El domingo día 19, todo Bristol menos los judíos fue a la iglesia para pedir a Dios que tuviera clemencia y llevara a aquella fiera infernal ante la justicia. El primo James el clérigo, un espléndido predicador incluso cuando no estaba muy inspirado, dio lo mejor de sí mismo utilizando un estilo que algunos de los sorprendidos miembros de la feligresía de St. James calificaron de decididamente jesuítico y otros de alarmantemente metodista.
– A mí me importa un bledo que el reverendo haya hablado como un jesuita o como un metodista -le contestó Dick a alguien que le había hecho este comentario-. Para que podamos dormir tranquilos en nuestras camas, el incendiario tiene que agitar los pies colgado del extremo de una cuerda. Además, el padre del reverendo era un predicador muy exaltado, ¿acaso no lo recordáis?

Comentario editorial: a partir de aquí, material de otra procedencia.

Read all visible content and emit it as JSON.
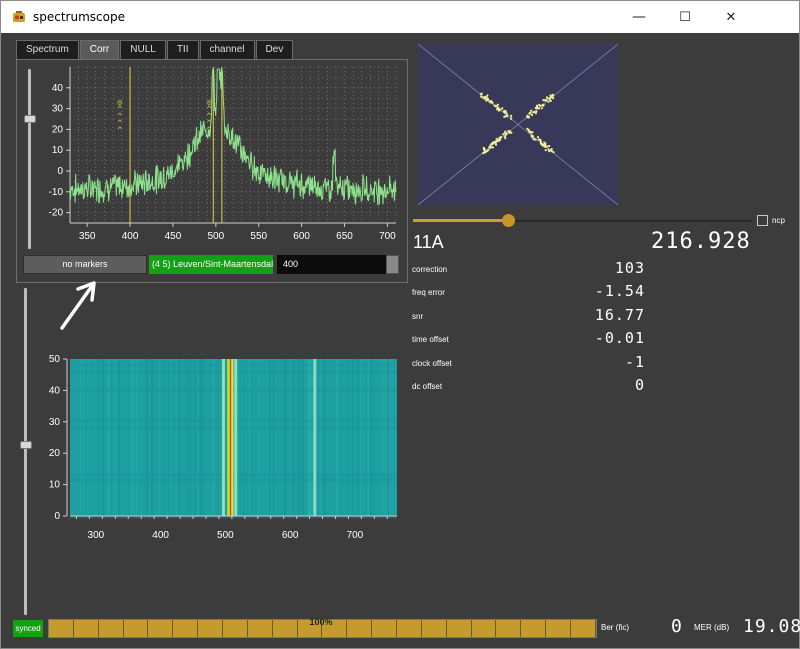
{
  "window": {
    "title": "spectrumscope",
    "minimize": "—",
    "maximize": "☐",
    "close": "✕"
  },
  "tabs": [
    "Spectrum",
    "Corr",
    "NULL",
    "TII",
    "channel",
    "Dev"
  ],
  "active_tab": "Corr",
  "controls": {
    "marker_button": "no markers",
    "station": "(4 5) Leuven/Sint-Maartensdal",
    "number_field": "400",
    "ncp_label": "ncp",
    "ncp_checked": false,
    "slider_level": 0.28,
    "upper_vslider_level": 0.72,
    "left_vslider_level": 0.52
  },
  "status": {
    "channel": "11A",
    "frequency": "216.928",
    "stats": [
      {
        "label": "correction",
        "value": "103"
      },
      {
        "label": "freq error",
        "value": "-1.54"
      },
      {
        "label": "snr",
        "value": "16.77"
      },
      {
        "label": "time offset",
        "value": "-0.01"
      },
      {
        "label": "clock offset",
        "value": "-1"
      },
      {
        "label": "dc offset",
        "value": "0"
      }
    ]
  },
  "bottom": {
    "synced": "synced",
    "fic_quality": "100%",
    "fic_level": 1.0,
    "ber_label": "Ber (fic)",
    "ber_value": "0",
    "mer_label": "MER (dB)",
    "mer_value": "19.08"
  },
  "colors": {
    "background": "#3c3c3c",
    "spectrum_line": "#8ee28e",
    "marker_line": "#e6d24a",
    "constellation_bg": "#383858",
    "constellation_point": "#f0f096",
    "synced": "#14a014",
    "fic_bar": "#c69b2d"
  },
  "chart_data": [
    {
      "type": "line",
      "name_hint": "correlation spectrum",
      "xlim": [
        330,
        710
      ],
      "ylim": [
        -25,
        50
      ],
      "x_ticks": [
        350,
        400,
        450,
        500,
        550,
        600,
        650,
        700
      ],
      "y_ticks": [
        -20,
        -10,
        0,
        10,
        20,
        30,
        40
      ],
      "grid": true,
      "markers": [
        400,
        497,
        507
      ],
      "peaks": [
        {
          "x": 497,
          "y": 25
        },
        {
          "x": 503,
          "y": 43
        },
        {
          "x": 507,
          "y": 28
        },
        {
          "x": 638,
          "y": 10
        }
      ],
      "baseline": -12,
      "shoulder_peak": 5
    },
    {
      "type": "heatmap",
      "name_hint": "waterfall",
      "xlim": [
        260,
        765
      ],
      "ylim": [
        0,
        50
      ],
      "x_ticks": [
        300,
        400,
        500,
        600,
        700
      ],
      "y_ticks": [
        0,
        10,
        20,
        30,
        40,
        50
      ],
      "hot_lines": [
        505,
        510
      ],
      "bright_lines": [
        497,
        516,
        638
      ],
      "base_color": "#1ea0a0"
    },
    {
      "type": "scatter",
      "name_hint": "constellation",
      "arms": 4,
      "radius": 0.35
    }
  ]
}
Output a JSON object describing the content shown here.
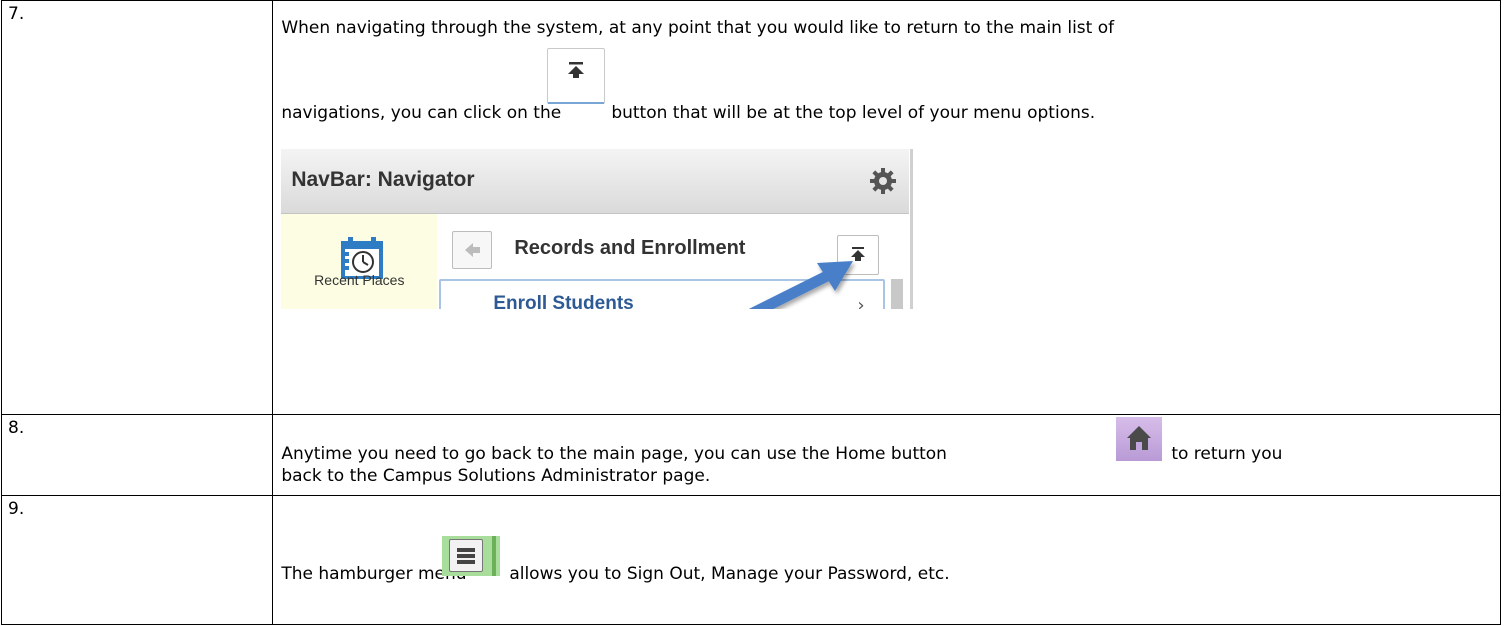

Pronunciaba sermones al aire libre para los mineros del carbón de Crew's Hole.
– La Steadfast Society echa la culpa a los colonos americanos.
– ¡No lo creo probable! Los colonos americanos parecen más bien las víctimas -dijo Dick, dando por zanjado el asunto.
En la madrugada del domingo al lunes, Richard despertó sobresaltado de un agitado sueño.
– ¡Pa-pa, pa-pa! -estaba gritando William Henry desde su cuna.
Levantándose de la cama de un salto, Richard encendió una vela que sacó del yesquero y se inclinó sobre su hijo mientras el corazón palpitaba desorbitado en su pecho y el niño se incorporaba de golpe.
– ¿Qué te ocurre, William Henry? -le preguntó en un susurro.
– Fuego -contestó William Henry con toda claridad.
Sólo su obsesión por la salud de su hijo le hubiera podido tapar la nariz… la habitación estaba llena de humo.